Я глянул в зал и тоже обомлел. Во главе стола высился с бокалом вина насупленный Мурман в темном дакроновом костюме. У людей, готовящихся выступать, знаю по Лиде, всегда недовольный вид, такое впечатление, что на трибуну их загоняют силой. Слева от цеховика стоял начальник милиции Гурам, по совместительству, кажется, тамада, он только что предоставил слово злодею. Справа от Хозяина, к моему изумлению, сидел красный и потный Добрюха, на нем, несмотря на жару, были кудлатая серая папаха и белая косматая бурка с квадратными плечами, как у Чапаева. На груди снабженца сиял знакомый золотой крест, только цепочка стала теперь вдвое толще, а пояс украшал кинжал в черненых ножнах с крупными самоцветами. Возле Петра Агеевича устроились Инна и Римма со свежими, как из парикмахерской, прическами. Сестры Бэрри тщательно накрасились и нарядились в веселенькие платья с глубокими вырезами.

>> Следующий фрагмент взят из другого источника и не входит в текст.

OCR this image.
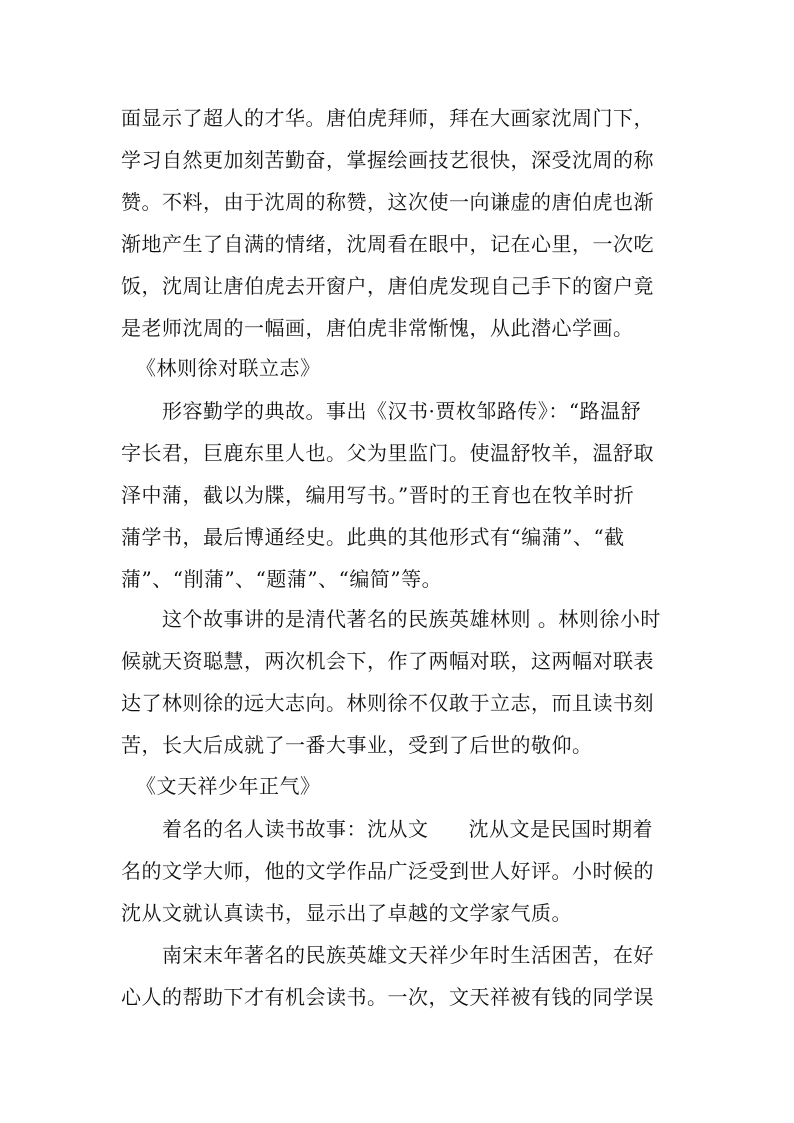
面显示了超人的才华。唐伯虎拜师，拜在大画家沈周门下，
学习自然更加刻苦勤奋，掌握绘画技艺很快，深受沈周的称
赞。不料，由于沈周的称赞，这次使一向谦虚的唐伯虎也渐
渐地产生了自满的情绪，沈周看在眼中，记在心里，一次吃
饭，沈周让唐伯虎去开窗户，唐伯虎发现自己手下的窗户竟
是老师沈周的一幅画，唐伯虎非常惭愧，从此潜心学画。
《林则徐对联立志》
形容勤学的典故。事出《汉书·贾枚邹路传》：“路温舒
字长君，巨鹿东里人也。父为里监门。使温舒牧羊，温舒取
泽中蒲，截以为牒，编用写书。”晋时的王育也在牧羊时折
蒲学书，最后博通经史。此典的其他形式有“编蒲”、“截
蒲”、“削蒲”、“题蒲”、“编简”等。
这个故事讲的是清代著名的民族英雄林则 。林则徐小时
候就天资聪慧，两次机会下，作了两幅对联，这两幅对联表
达了林则徐的远大志向。林则徐不仅敢于立志，而且读书刻
苦，长大后成就了一番大事业，受到了后世的敬仰。
《文天祥少年正气》
着名的名人读书故事：沈从文 沈从文是民国时期着
名的文学大师，他的文学作品广泛受到世人好评。小时候的
沈从文就认真读书，显示出了卓越的文学家气质。
南宋末年著名的民族英雄文天祥少年时生活困苦，在好
心人的帮助下才有机会读书。一次，文天祥被有钱的同学误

— Я поднимаю этот бокал за мудрость жизни… — наконец тяжело начал Мурман, он говорил с сильным грузинским акцентом.
Сначала оратор долго и витиевато рассуждал о том, как коварна и обманчива судьба: тот, кто кажется сначала другом, может оказаться пригретым на груди змеем и ужалить в сердце в самый неподходящий момент. Наоборот, тот, в ком ты видишь соперника, даже врага, может стать тебе верным соратником и даже братом.
Я оглядел стол, уставленный кушаньями, бутылками, заваленный снопами зелени, и увидел знакомые лица: печального Давида, Нинон, Машико, Батуриных и Диккенса, весело махнувшего нам рукой. Они старались дожевать то, чем набили рты, незаметно, чтобы не нарушить торжество момента. Башашкин строго погрозил мне толстым пальцем. Тетя Валя обиженно смотрела мимо.